In a capitalist economy it's normally a "growth or death" situation, for many reasons.
I think the platform that allows efficient distribution of the requests is not that easy to come with. Would need some nice devs to open source one and put it on the fediverse maybe.
Allocating a job to a driver is the easy part. It's all the other stuff people expect from a delivery app that's the hard part. Like having an accurate DB of stores and facilitating orders/payments. If you don't do that then people can troll with fake orders and stiff drivers. Plus moderation of drivers who steal food or are convicted burglars/rapists (existing apps already suck at that).
But a federated approach would be immensely more complicated to do well and is a privacy nightmare. You'd need to share buyer's address and drivers' current locations to many different instances to facilitate a buyer on one instance and potential drivers on several different instances. All that data needs to be available (and accurate to the minute) to the instance that assigns the job. Similar privacy/logistic issues pop up when you consider payments.

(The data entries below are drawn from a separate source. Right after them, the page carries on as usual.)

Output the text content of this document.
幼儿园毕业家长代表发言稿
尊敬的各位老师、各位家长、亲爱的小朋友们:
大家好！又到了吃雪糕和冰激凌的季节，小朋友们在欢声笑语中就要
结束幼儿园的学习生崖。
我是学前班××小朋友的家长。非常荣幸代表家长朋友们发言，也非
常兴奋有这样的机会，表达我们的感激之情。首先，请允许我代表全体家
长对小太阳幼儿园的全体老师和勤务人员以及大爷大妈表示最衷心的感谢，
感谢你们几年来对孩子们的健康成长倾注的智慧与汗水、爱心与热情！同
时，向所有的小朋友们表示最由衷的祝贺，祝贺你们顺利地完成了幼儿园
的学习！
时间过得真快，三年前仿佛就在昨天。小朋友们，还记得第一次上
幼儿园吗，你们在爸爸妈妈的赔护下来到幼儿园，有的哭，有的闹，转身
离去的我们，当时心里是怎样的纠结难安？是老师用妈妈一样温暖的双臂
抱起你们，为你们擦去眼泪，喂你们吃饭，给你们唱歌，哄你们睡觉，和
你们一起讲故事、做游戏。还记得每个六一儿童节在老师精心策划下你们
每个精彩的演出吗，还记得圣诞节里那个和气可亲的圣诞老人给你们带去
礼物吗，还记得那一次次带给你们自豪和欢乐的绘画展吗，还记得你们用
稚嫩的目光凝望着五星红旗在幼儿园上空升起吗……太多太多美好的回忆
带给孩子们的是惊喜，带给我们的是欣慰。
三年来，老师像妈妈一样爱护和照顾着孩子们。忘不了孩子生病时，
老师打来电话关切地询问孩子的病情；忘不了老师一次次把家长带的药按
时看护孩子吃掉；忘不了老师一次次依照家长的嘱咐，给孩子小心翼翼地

I think there's also a fair amount of optimization work on the pricing depending not only on supply/demand, and geography but also other environmental conditions, and a notable amount of data to collect in quasi real time to reach a good level of service. Uber-like services are ethically very questionable, but there's a lot of fine tech behind, their tech blogs are often very rich.
https://en.m.wikipedia.org/wiki/Vehicle_routing_problem
I think it already on github. I remember reading article on habr by Post of Russia that mentioned they use opensource planner for optimal routing.
Sadly I can't find that article any more.